The lift doors opened on a dim, empty room, the only sound the trickle of water from the pools on either side. As my eyes adjusted, I could just make out Ranior’s throne.

Then, a deep familiar voice. “Stop.”

Rock appeared, two guards flanking him.

“Drop your weapon.”

I froze but didn’t surrender the gun.

Rock motioned, and a third man stepped from the partition behind the throne. It was Seethe, holding Stace unconscious in his arms.

My gun clattered to the floor.

“Now, tell the bot to stand down.”

The bot hovered at my side, its gun raised toward Rock.

I’d come here to save him, not kill him. “Stand down,” I told the bot, and it lowered its gun-arm.

The lights flickered on. In Rock’s dark blue eyes was not a glimmer of recognition.

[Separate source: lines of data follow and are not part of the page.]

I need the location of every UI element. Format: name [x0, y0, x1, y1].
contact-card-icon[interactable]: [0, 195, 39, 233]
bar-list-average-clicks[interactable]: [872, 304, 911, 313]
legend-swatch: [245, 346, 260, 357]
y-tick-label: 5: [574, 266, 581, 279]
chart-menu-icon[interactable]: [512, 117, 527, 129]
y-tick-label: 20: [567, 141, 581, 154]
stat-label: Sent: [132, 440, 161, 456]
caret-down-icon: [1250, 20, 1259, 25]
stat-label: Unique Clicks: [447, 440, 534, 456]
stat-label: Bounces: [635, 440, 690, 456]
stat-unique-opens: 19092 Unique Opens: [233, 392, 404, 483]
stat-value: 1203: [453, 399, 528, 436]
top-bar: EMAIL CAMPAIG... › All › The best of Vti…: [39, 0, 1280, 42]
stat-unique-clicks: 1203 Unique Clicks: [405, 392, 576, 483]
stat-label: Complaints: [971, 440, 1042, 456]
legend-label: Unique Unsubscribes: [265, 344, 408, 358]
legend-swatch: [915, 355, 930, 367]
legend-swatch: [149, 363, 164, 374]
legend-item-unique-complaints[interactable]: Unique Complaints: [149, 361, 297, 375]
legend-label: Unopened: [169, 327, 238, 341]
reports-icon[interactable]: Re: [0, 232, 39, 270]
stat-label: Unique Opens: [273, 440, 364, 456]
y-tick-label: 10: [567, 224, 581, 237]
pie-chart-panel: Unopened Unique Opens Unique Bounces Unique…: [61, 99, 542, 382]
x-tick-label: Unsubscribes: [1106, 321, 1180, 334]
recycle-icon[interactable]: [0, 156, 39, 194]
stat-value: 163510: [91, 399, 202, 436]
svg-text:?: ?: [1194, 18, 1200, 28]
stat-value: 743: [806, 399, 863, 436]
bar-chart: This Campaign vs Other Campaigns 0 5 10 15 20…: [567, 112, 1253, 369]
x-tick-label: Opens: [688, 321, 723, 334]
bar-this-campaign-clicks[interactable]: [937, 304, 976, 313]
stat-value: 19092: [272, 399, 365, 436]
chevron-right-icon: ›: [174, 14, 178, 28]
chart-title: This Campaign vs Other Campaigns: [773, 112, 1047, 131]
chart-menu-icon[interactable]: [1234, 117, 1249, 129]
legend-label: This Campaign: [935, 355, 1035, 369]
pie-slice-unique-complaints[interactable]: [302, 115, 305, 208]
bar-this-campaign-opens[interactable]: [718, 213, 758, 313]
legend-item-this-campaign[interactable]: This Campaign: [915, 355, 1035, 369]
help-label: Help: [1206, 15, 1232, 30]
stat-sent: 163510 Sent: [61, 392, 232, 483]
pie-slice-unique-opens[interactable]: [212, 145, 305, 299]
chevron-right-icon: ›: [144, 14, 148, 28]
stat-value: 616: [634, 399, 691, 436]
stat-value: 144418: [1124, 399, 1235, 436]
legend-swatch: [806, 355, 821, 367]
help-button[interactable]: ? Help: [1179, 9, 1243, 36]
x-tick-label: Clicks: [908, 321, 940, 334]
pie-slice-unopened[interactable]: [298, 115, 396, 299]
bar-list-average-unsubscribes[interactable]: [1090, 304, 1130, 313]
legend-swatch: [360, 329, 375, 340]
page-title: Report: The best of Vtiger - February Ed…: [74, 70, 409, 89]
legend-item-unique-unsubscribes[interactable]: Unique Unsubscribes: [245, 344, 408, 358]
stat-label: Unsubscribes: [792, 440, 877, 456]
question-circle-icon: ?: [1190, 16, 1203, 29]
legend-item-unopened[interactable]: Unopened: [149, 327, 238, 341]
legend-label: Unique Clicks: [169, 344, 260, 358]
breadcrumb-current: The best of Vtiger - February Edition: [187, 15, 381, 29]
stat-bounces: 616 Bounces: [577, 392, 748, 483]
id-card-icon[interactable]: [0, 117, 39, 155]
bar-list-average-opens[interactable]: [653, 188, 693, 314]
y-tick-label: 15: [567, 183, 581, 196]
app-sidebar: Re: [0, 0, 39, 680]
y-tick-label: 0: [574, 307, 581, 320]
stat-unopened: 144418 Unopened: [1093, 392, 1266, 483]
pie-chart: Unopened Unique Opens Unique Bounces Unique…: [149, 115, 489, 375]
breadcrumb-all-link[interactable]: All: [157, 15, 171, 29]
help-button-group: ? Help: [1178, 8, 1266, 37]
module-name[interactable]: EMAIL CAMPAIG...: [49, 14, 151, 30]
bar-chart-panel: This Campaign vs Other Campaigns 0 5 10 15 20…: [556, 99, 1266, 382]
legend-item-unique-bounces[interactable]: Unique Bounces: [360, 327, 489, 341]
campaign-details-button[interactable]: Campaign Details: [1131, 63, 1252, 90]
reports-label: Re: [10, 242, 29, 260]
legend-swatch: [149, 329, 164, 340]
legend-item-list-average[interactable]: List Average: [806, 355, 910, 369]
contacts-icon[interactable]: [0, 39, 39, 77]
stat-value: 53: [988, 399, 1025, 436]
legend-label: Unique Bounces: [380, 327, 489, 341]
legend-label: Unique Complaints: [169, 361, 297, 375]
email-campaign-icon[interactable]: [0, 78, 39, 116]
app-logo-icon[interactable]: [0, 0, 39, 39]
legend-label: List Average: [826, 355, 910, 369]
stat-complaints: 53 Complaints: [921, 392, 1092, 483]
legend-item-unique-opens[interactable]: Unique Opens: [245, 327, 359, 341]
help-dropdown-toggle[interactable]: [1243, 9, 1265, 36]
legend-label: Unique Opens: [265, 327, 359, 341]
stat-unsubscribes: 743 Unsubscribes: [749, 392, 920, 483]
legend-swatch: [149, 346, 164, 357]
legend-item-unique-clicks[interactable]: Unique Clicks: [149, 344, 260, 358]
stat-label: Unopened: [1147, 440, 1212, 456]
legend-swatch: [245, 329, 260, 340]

He shoved his pistol into my chest. “Kneel,” he said.

“Rock, it’s me. We spend two years in the same tiny room, remember?”

He slammed his pistol into my jaw, and I collapsed to my knees. Blood flooded over my tongue. He grabbed my arms and shoved handcuffs onto my wrists.

Then he hoisted me to my feet.

“Let’s go,” he said, and he pushed me into the elevator, Seethe carrying Stace. In the absence of orders, the battlebot followed me, and the others ignored it.

My lip stung, and blood trickled down my chin. Rock kept an iron grip on my forearm.

We reached the ground floor, and stepped out into the shifting shadows and sunlight of the forest.

“Where are you taking us?” I said. But Rock didn’t answer.